Fox News Fact-checks Sarah Palin

By Zachary Polka    

     Fact-checking is important for journalists as comments made by sources can have inaccuracies and holes.

     At a Wisconsin Right to Life fundraising banquet, Sarah Palin made remarks implying blame on the new Democratic White House for moving the centered text “In God We Trust” on U.S. currency to the outer edge on the redesigned presidential one-dollar coin. She also said the phrase was not on either side.

     “Who calls a shot like that?” Palin said Friday. “Who makes a decision like that?”

     She also said it was an anti-Christian conspiracy and called the movement of the phrase a trend.

     Fox News fact-checked her accusations and found she was wrong blaming our new presidential leadership, and it was President Bush who approved the design in 2005 after the Republican-controlled Congress commissioned the coin’s design.

     During President Bush’s reign as commander and chief, Congress reversed the 2005 decision and put the phrase back on the face of the one-dollar coin.

     Fact checking is a serious matter. Many conflicts can arise from going with a comment and not double-checking, or triple checking, the validity of comments.            

     Sometimes reporters can mistaken the accuracy of comments made by professionals and office-holders because of their ranking as “know-it-alls” in their fields, so can this distort the importance of fact-checking to those who seem to know what they are talking about? The same goes for the average-Joe; they can be seen as knowing what they are talking about based on how they project and explain their answers. Can sounding right be a distorting factor as well, or does this not play a role in fact checking?

    Should reporters check all comments or is it the responsibility of the commenting source to be accurate? Journalist are taught to fact-check everything, but when deadlines are near and the articles need to go to print, what should journalists do if they think something is inaccurate?


3 responses to “Fox News Fact-checks Sarah Palin

  1. I feel like it’s ultimately the job of the reporter to double- and then triple-check his or her facts, even if it’s from a so-called “reliable” source. We are all human; we all make mistakes. Facts have a way of getting mixed up, so the reporter should always be sure to check these things out before printing a story.

    If it comes to a deadline and if a journalist isn’t sure if something is accurate, the answer seems far too simple–don’t print it. While this may cause the reporter to miss out on a huge lead, this seems better than getting information wrong. As a reporter, facts are our only credibility.

    • I agree with you on this one. It is definitely a reporter’s job to make sure that whatever they are sending out is accurate. I also agree that if there are doubts, don’t publish it. I think this is where assuming can get you into a lot of trouble as a reporter. If you just assume that a source is reliable, and that everything they say is correct, you are eventually going to run into trouble—even if that source is someone you would usually trust.

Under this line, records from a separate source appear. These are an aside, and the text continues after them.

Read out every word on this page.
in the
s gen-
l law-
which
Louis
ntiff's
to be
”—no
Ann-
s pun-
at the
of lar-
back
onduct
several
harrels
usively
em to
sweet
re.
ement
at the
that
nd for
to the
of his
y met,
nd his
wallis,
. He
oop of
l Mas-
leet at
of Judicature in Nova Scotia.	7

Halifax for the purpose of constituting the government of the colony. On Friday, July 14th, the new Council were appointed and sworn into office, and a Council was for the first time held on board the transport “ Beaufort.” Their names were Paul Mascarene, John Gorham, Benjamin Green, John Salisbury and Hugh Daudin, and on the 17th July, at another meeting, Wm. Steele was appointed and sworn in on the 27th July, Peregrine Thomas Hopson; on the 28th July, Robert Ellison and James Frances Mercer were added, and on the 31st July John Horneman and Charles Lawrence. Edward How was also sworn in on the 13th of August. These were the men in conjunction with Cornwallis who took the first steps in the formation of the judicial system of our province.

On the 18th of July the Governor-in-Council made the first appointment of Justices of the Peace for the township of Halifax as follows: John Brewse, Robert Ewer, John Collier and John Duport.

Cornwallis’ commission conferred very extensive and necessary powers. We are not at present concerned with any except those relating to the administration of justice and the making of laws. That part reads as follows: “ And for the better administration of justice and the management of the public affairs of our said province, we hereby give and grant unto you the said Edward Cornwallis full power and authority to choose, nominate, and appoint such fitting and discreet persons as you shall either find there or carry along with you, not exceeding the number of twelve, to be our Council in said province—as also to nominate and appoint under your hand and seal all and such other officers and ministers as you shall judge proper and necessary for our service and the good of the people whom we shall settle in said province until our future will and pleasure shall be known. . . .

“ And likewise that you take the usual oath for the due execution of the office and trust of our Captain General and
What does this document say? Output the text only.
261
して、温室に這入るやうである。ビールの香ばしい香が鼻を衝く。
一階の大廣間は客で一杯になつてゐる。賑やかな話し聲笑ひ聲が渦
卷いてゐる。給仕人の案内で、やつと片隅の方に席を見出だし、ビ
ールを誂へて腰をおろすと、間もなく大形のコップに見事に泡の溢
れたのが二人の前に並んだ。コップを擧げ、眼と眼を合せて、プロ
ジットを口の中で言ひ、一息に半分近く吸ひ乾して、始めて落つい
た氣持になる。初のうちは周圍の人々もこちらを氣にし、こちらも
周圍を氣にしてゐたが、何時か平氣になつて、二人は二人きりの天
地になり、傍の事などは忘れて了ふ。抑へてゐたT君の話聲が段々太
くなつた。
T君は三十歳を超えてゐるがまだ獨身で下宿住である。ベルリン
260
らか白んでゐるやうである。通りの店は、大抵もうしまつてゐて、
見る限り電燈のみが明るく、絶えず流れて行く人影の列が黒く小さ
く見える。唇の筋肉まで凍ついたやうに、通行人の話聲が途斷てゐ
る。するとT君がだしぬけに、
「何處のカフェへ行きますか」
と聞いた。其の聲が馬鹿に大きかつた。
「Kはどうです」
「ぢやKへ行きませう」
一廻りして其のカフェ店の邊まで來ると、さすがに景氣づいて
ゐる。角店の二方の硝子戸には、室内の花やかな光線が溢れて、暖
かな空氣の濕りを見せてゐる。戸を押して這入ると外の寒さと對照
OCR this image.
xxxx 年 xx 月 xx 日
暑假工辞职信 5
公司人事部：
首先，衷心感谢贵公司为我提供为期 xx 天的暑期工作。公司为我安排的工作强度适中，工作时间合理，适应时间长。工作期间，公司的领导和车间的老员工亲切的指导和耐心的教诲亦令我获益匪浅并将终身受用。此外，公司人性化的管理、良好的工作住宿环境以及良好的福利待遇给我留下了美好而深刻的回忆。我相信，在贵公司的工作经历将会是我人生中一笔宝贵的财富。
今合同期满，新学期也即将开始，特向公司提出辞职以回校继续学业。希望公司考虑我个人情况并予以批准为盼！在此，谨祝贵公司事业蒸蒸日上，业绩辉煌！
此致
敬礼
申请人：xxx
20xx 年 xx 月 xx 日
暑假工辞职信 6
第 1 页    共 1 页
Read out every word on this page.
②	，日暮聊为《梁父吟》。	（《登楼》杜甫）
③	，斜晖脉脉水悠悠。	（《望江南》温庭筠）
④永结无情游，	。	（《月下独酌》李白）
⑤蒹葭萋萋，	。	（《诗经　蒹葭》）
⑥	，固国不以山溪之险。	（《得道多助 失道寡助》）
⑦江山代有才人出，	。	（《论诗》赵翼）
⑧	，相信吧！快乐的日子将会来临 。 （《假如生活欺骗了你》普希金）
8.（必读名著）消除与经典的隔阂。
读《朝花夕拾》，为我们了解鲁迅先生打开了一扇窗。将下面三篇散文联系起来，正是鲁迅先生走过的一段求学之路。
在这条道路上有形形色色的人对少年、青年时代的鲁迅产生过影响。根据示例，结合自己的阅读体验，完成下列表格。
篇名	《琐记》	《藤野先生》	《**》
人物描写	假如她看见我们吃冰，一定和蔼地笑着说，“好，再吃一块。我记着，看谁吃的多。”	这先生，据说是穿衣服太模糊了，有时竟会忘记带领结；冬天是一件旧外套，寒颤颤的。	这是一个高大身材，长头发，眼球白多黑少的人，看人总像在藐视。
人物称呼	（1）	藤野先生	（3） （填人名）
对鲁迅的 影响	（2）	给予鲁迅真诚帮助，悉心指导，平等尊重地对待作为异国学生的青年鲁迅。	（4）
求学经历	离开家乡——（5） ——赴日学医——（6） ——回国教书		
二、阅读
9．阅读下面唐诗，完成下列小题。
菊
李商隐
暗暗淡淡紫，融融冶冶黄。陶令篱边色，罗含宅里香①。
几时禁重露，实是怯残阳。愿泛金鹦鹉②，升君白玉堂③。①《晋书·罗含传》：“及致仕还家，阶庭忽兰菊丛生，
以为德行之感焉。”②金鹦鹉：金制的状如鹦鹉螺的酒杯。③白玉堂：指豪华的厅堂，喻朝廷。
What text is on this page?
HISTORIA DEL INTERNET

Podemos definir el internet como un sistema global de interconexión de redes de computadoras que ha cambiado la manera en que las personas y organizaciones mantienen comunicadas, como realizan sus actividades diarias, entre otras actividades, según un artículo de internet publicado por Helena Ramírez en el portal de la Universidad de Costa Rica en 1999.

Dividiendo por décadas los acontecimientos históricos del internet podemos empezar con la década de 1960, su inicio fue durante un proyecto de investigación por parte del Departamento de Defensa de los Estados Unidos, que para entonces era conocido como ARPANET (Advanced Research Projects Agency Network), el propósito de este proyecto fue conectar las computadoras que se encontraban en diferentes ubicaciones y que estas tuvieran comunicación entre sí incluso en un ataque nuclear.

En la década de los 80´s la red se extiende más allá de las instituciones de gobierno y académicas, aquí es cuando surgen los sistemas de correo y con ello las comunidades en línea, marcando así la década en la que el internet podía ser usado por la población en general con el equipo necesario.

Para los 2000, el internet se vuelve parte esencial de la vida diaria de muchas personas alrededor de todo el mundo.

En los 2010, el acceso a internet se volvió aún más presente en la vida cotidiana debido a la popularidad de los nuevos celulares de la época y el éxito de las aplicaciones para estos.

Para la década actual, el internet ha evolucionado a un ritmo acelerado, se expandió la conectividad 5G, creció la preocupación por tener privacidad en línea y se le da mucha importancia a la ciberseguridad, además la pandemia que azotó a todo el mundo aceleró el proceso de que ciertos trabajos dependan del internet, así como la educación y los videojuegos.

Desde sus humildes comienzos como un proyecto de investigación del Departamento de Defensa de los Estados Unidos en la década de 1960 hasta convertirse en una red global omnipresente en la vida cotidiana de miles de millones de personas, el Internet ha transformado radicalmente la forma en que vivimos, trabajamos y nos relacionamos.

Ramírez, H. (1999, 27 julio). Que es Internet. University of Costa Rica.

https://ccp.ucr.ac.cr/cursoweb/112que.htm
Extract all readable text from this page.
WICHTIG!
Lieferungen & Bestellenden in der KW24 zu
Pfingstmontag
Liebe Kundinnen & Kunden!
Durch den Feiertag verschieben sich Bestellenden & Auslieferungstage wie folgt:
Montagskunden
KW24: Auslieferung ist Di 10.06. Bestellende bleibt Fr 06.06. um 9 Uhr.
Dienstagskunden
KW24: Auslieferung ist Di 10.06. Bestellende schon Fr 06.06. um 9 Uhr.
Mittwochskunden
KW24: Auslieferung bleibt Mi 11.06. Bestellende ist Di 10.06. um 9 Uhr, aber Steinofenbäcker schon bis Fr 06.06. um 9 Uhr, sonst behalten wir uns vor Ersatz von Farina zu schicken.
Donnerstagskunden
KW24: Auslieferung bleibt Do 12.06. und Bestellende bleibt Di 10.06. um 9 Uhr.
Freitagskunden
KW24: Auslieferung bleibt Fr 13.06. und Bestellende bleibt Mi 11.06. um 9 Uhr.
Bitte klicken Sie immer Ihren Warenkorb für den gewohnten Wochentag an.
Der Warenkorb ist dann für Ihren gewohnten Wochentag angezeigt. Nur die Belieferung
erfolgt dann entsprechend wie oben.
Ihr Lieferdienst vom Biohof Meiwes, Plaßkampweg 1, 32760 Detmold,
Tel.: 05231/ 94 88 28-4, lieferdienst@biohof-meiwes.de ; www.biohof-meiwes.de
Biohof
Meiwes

  2. For someone you’d usually trust and has proven correct and reliable in the past, does than mean they are correct all the time? I mean, their credibility has been proven, so why not trust them, especially for breaking news. If they seem right, doesn’t this mean they are?
    Journalist also lose sight of fact-checking when stories get hot and are new. Every news company wants first coverage on topics, so getting information and getting it fast is key.
    Getting the information and facts correct is important, but what if a quote is slightly off in the paper and the person quoted comes back and says, “I didn’t say it that way”?
    Incidents have happened in the past and readers have blamed newspapers for spinning topics to make them juicier or flaming them to sell more copies.
    Should reporters and editors call the quoted sources and fact-check the quote’s wording?